Mas Liz Reid, nessa mesma entrevista, disse algo que merece atenção além das críticas ao Google: ela explicou, com precisão e sem rodeios, onde os publishers estão errando na era da IA. E os erros que ela apontou não estão no algoritmo. Estão nas decisões editoriais e estratégicas de quem produz conteúdo.

Erro 1: continuar apostando no mesmo formato de sempre
Para Liz Reid, o principal erro dos publishers é a falta de inovação em formato. Ela argumenta que produtores de conteúdo precisam pensar no que as pessoas realmente querem consumir, em vez de repetir indefinidamente o mesmo modelo editorial que funcionou durante anos.
Esse erro tem uma dimensão técnica e uma dimensão estratégica que precisam ser separadas para serem entendidas. A dimensão técnica é que a IA generativa resolve de forma muito eficiente uma categoria específica de conteúdo: o texto informacional padronizado, o artigo que responde a uma pergunta factual de forma organizada e acessível. Esse formato, que dominou o SEO de conteúdo por anos, é exatamente o que os AI Overviews conseguem sintetizar sem precisar redirecionar o usuário para o site. Se um portal continua produzindo apenas esse tipo de conteúdo, está competindo com a IA em um território onde a IA tem vantagens estruturais de escala e velocidade.
A dimensão estratégica é mais profunda: o formato que as pessoas querem consumir em 2026 é genuinamente diferente do que queriam em 2016. Vídeo curto como formato de informação, áudio como canal de acompanhamento, conteúdo interativo que permite que o leitor participe, coberturas em tempo real que integram texto, dado e visualização, análises com ponto de vista explícito que vão além do relato neutro dos fatos: todas essas formas de entrega de informação têm demanda crescente e são muito menos replicáveis por IA do que o artigo de texto padrão. Um publisher que não está experimentando com formatos está escolhendo, por inércia, continuar no território de maior risco.
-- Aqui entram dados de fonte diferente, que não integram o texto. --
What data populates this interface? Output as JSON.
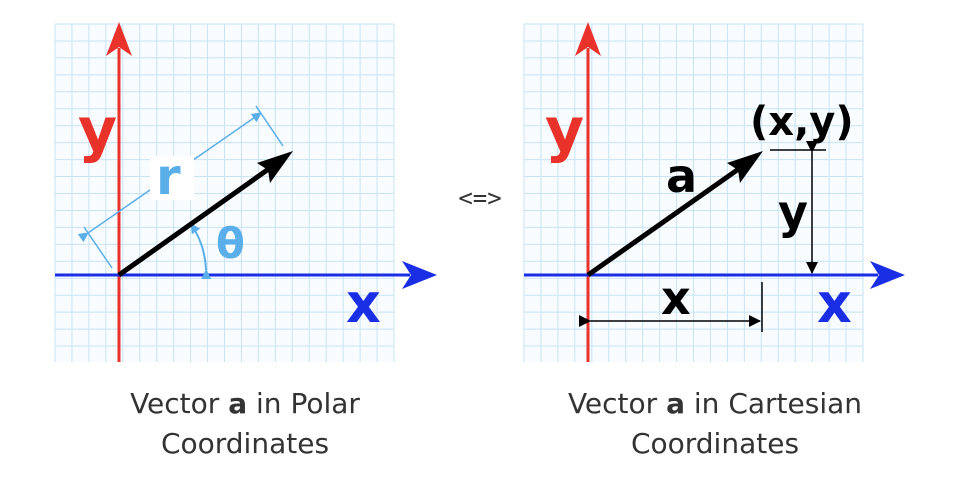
{
  "polar": {
    "axis_y": "y",
    "axis_x": "x",
    "length_label": "r",
    "angle_label": "θ",
    "caption_prefix": "Vector",
    "caption_bold": "a",
    "caption_suffix": "in Polar",
    "caption_line2": "Coordinates"
  },
  "equivalence": "<=>",
  "cartesian": {
    "axis_y": "y",
    "axis_x": "x",
    "vector_label": "a",
    "point_label": "(x,y)",
    "y_measure": "y",
    "x_measure": "x",
    "caption_prefix": "Vector",
    "caption_bold": "a",
    "caption_suffix": "in Cartesian",
    "caption_line2": "Coordinates"
  },
  "colors": {
    "y_axis": "#e8322a",
    "x_axis": "#1a2ee6",
    "vector": "#000000",
    "polar_annotation": "#5aaeea",
    "grid": "#c9e3f5",
    "caption_text": "#333333"
  }
}
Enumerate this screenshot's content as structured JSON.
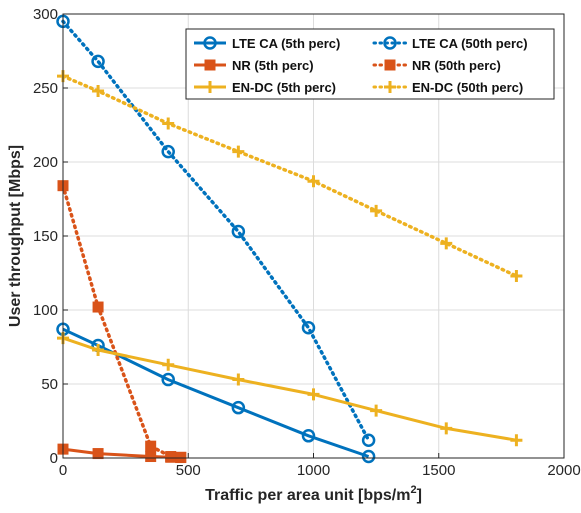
{
  "chart_data": {
    "type": "line",
    "xlabel": "Traffic per area unit [bps/m",
    "xlabel_sup": "2",
    "xlabel_close": "]",
    "ylabel": "User throughput [Mbps]",
    "xlim": [
      0,
      2000
    ],
    "ylim": [
      0,
      300
    ],
    "x_ticks": [
      0,
      500,
      1000,
      1500,
      2000
    ],
    "y_ticks": [
      0,
      50,
      100,
      150,
      200,
      250,
      300
    ],
    "grid": true,
    "legend_position": "top-right",
    "legend_columns": 2,
    "series": [
      {
        "name": "LTE CA (5th perc)",
        "color": "#0072BD",
        "marker": "circle",
        "line": "solid",
        "points": [
          [
            0,
            87
          ],
          [
            140,
            76
          ],
          [
            420,
            53
          ],
          [
            700,
            34
          ],
          [
            980,
            15
          ],
          [
            1220,
            1
          ]
        ]
      },
      {
        "name": "LTE CA (50th perc)",
        "color": "#0072BD",
        "marker": "circle",
        "line": "dotted",
        "points": [
          [
            0,
            295
          ],
          [
            140,
            268
          ],
          [
            420,
            207
          ],
          [
            700,
            153
          ],
          [
            980,
            88
          ],
          [
            1220,
            12
          ]
        ]
      },
      {
        "name": "NR (5th perc)",
        "color": "#D95319",
        "marker": "square",
        "line": "solid",
        "points": [
          [
            0,
            6
          ],
          [
            140,
            3
          ],
          [
            350,
            1
          ],
          [
            430,
            0.5
          ],
          [
            470,
            0.3
          ]
        ]
      },
      {
        "name": "NR (50th perc)",
        "color": "#D95319",
        "marker": "square",
        "line": "dotted",
        "points": [
          [
            0,
            184
          ],
          [
            140,
            102
          ],
          [
            350,
            8
          ],
          [
            430,
            1
          ],
          [
            470,
            0.5
          ]
        ]
      },
      {
        "name": "EN-DC (5th perc)",
        "color": "#EDB120",
        "marker": "plus",
        "line": "solid",
        "points": [
          [
            0,
            81
          ],
          [
            140,
            73
          ],
          [
            420,
            63
          ],
          [
            700,
            53
          ],
          [
            1000,
            43
          ],
          [
            1250,
            32
          ],
          [
            1530,
            20
          ],
          [
            1810,
            12
          ]
        ]
      },
      {
        "name": "EN-DC (50th perc)",
        "color": "#EDB120",
        "marker": "plus",
        "line": "dotted",
        "points": [
          [
            0,
            258
          ],
          [
            140,
            248
          ],
          [
            420,
            226
          ],
          [
            700,
            207
          ],
          [
            1000,
            187
          ],
          [
            1250,
            167
          ],
          [
            1530,
            145
          ],
          [
            1810,
            123
          ]
        ]
      }
    ]
  }
}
Erro 2: colocar paywall e depois reclamar da queda de tráfego
Reid foi direta nesse ponto: sites que colocam paywall e depois reclamam de queda de tráfego estão simplesmente vendo o efeito natural de uma decisão que tomaram. O Google não consegue indexar conteúdo que bloqueia o acesso do crawler, e não consegue apresentar ao usuário resultado que o usuário não vai conseguir ler ao clicar.
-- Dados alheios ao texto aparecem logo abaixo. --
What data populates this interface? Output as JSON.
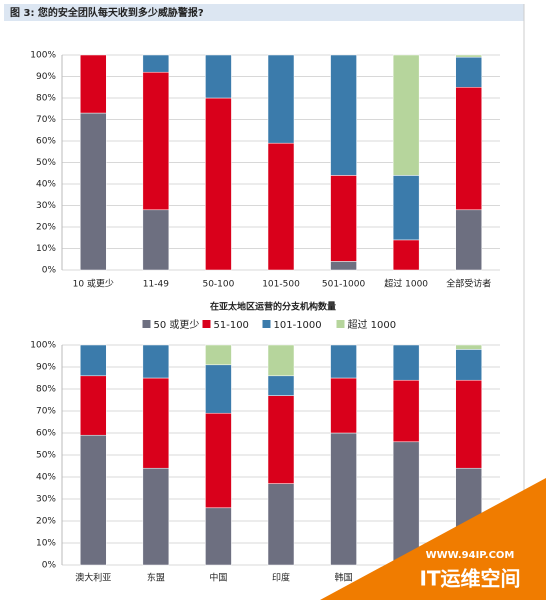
{
  "title": "图 3: 您的安全团队每天收到多少威胁警报?",
  "watermark": {
    "url": "WWW.94IP.COM",
    "name": "IT运维空间"
  },
  "chart_data": [
    {
      "type": "bar",
      "stacked": true,
      "categories": [
        "10 或更少",
        "11-49",
        "50-100",
        "101-500",
        "501-1000",
        "超过 1000",
        "全部受访者"
      ],
      "series": [
        {
          "name": "50 或更少",
          "color": "#6d6f80",
          "values": [
            73,
            28,
            0,
            0,
            4,
            0,
            28
          ]
        },
        {
          "name": "51-100",
          "color": "#d9001b",
          "values": [
            27,
            64,
            80,
            59,
            40,
            14,
            57
          ]
        },
        {
          "name": "101-1000",
          "color": "#3b7bab",
          "values": [
            0,
            8,
            20,
            41,
            56,
            30,
            14
          ]
        },
        {
          "name": "超过 1000",
          "color": "#b6d59c",
          "values": [
            0,
            0,
            0,
            0,
            0,
            56,
            1
          ]
        }
      ],
      "ylim": [
        0,
        100
      ],
      "yticks": [
        {
          "value": 0,
          "label": "0%"
        },
        {
          "value": 10,
          "label": "10%"
        },
        {
          "value": 20,
          "label": "20%"
        },
        {
          "value": 30,
          "label": "30%"
        },
        {
          "value": 40,
          "label": "40%"
        },
        {
          "value": 50,
          "label": "50%"
        },
        {
          "value": 60,
          "label": "60%"
        },
        {
          "value": 70,
          "label": "70%"
        },
        {
          "value": 80,
          "label": "80%"
        },
        {
          "value": 90,
          "label": "90%"
        },
        {
          "value": 100,
          "label": "100%"
        }
      ],
      "grid": true
    },
    {
      "type": "bar",
      "stacked": true,
      "legend_title": "在亚太地区运营的分支机构数量",
      "categories": [
        "澳大利亚",
        "东盟",
        "中国",
        "印度",
        "韩国",
        null,
        null
      ],
      "series": [
        {
          "color": "#6d6f80",
          "values": [
            59,
            44,
            26,
            37,
            60,
            56,
            44
          ]
        },
        {
          "color": "#d9001b",
          "values": [
            27,
            41,
            43,
            40,
            25,
            28,
            40
          ]
        },
        {
          "color": "#3b7bab",
          "values": [
            14,
            15,
            22,
            9,
            15,
            16,
            14
          ]
        },
        {
          "color": "#b6d59c",
          "values": [
            0,
            0,
            9,
            14,
            0,
            0,
            2
          ]
        }
      ],
      "ylim": [
        0,
        100
      ],
      "yticks": [
        {
          "value": 0,
          "label": "0%"
        },
        {
          "value": 10,
          "label": "10%"
        },
        {
          "value": 20,
          "label": "20%"
        },
        {
          "value": 30,
          "label": "30%"
        },
        {
          "value": 40,
          "label": "40%"
        },
        {
          "value": 50,
          "label": "50%"
        },
        {
          "value": 60,
          "label": "60%"
        },
        {
          "value": 70,
          "label": "70%"
        },
        {
          "value": 80,
          "label": "80%"
        },
        {
          "value": 90,
          "label": "90%"
        },
        {
          "value": 100,
          "label": "100%"
        }
      ],
      "grid": true
    }
  ]
}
Isso não é uma crítica ao modelo de paywall como estratégia de monetização. É uma observação sobre a compatibilidade entre paywall e tráfego orgânico do Google, que são, em grande parte, mutuamente exclusivos. O New York Times tem um paywall robusto e uma operação de assinaturas que é referência global, mas também mantém uma camada significativa de conteúdo gratuito e indexável que alimenta sua presença orgânica e atrai novos leitores. Essa arquitetura de freemium editorial é mais complexa de operar do que um paywall total, mas é a que consegue balancear as duas lógicas.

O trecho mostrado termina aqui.